The subplots show the original range, a vertically capped curve, and a zoomed-in coordinates window:

Three subplots demonstrating different axis limit configurations

Axis Scales

Change scale types (e.g., to a logarithmic scale) using set_yscale():

PYTHON
fig, ax = plt.subplots(1, 2, figsize= (10, 4))
ax[0].plot(x, y, x, y2)

ax[1].plot(x, np.exp(x))
ax[1].set_yscale('log')
fig.tight_layout()

The log-scale subplot linearizes the exponential values along the y-axis:

Subplots comparing linear scale vs logarithmic y-axis scale

Custom Ticks and Formatting

Specify custom tick coordinates and labels, using raw strings for LaTeX mathematical notation:

PYTHON
fig, ax = plt.subplots(figsize = (10,5))
ax.plot(x, y2)
ax.set_xticks([1 , 3, 5, 10])
ax.set_xticklabels([r'a', r'b', r'$\gamma$', r'$\delta$'], fontsize=18)

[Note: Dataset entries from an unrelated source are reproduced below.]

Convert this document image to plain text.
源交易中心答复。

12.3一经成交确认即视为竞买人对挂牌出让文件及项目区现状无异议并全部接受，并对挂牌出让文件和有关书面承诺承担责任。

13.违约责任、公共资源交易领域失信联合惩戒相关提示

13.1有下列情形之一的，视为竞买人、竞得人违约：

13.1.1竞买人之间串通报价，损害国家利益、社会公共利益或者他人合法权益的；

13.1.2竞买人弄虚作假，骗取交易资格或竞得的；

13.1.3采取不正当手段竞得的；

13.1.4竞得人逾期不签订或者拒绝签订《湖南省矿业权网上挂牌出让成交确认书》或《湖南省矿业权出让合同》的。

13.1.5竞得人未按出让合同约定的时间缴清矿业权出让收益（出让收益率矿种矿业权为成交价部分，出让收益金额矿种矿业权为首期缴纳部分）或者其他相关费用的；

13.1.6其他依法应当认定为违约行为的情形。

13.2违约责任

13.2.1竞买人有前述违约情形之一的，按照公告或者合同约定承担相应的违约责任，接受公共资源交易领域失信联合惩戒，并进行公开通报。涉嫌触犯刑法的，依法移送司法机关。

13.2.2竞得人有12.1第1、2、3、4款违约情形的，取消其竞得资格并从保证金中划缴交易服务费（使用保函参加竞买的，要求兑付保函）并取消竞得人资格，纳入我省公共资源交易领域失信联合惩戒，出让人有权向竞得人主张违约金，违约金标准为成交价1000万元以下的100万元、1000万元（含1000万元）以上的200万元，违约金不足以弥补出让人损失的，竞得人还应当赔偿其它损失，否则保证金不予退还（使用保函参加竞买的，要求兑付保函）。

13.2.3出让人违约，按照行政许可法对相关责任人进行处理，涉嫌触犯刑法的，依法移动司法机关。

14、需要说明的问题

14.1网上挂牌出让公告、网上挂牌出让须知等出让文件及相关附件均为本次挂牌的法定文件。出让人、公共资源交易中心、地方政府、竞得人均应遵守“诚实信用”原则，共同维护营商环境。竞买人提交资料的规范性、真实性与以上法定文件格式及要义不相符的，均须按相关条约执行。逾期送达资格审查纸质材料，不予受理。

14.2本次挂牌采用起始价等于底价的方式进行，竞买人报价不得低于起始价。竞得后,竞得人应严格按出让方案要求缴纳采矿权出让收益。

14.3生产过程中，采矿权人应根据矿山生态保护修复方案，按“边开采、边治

ax.set_yticks([0, 100, 500])

The custom plot places labels and Greek letters at the tick marks:

Line plot with customized tick positions and Greek mathematical labels

Import the ticker module to configure locator and formatter classes:

PYTHON
from matplotlib import ticker

Apply scientific notation to tick values using a ScalarFormatter:

PYTHON
fig, ax = plt.subplots()
ax.plot(x, y2)
ax.set_title('Scientific Notation')

formatter = ticker.ScalarFormatter(useMathText=True)
formatter.set_scientific(True)
formatter.set_powerlimits((-1, 2))
ax.yaxis.set_major_formatter(formatter)

The y-axis formats the tick labels using scientific notation ():

Line plot displaying y-axis tick values formatted in scientific notation

Conclusion

In this tutorial, you explored Matplotlib's layout and customization pipeline. You built line, scatter, bar, histogram, and box plots, and configured subplots, inset axes, log scales, custom ticks, and scientific formatting.

Key takeaways:

  • PyPlot vs. Object-Oriented: The functional plt interface is useful for quick plotting, while the object-oriented API (fig, ax) is preferred for complex, multi-panel layouts.
  • Custom Insets: You can place coordinate axes anywhere on the canvas by specifying relative positioning values.
  • Tick Customization: Using locators and formatters allows you to configure Greek mathematical labels and scientific notation.
  • Layout Control: Functions like tight_layout() prevent overlapping text and keep label sizes legible across subplots.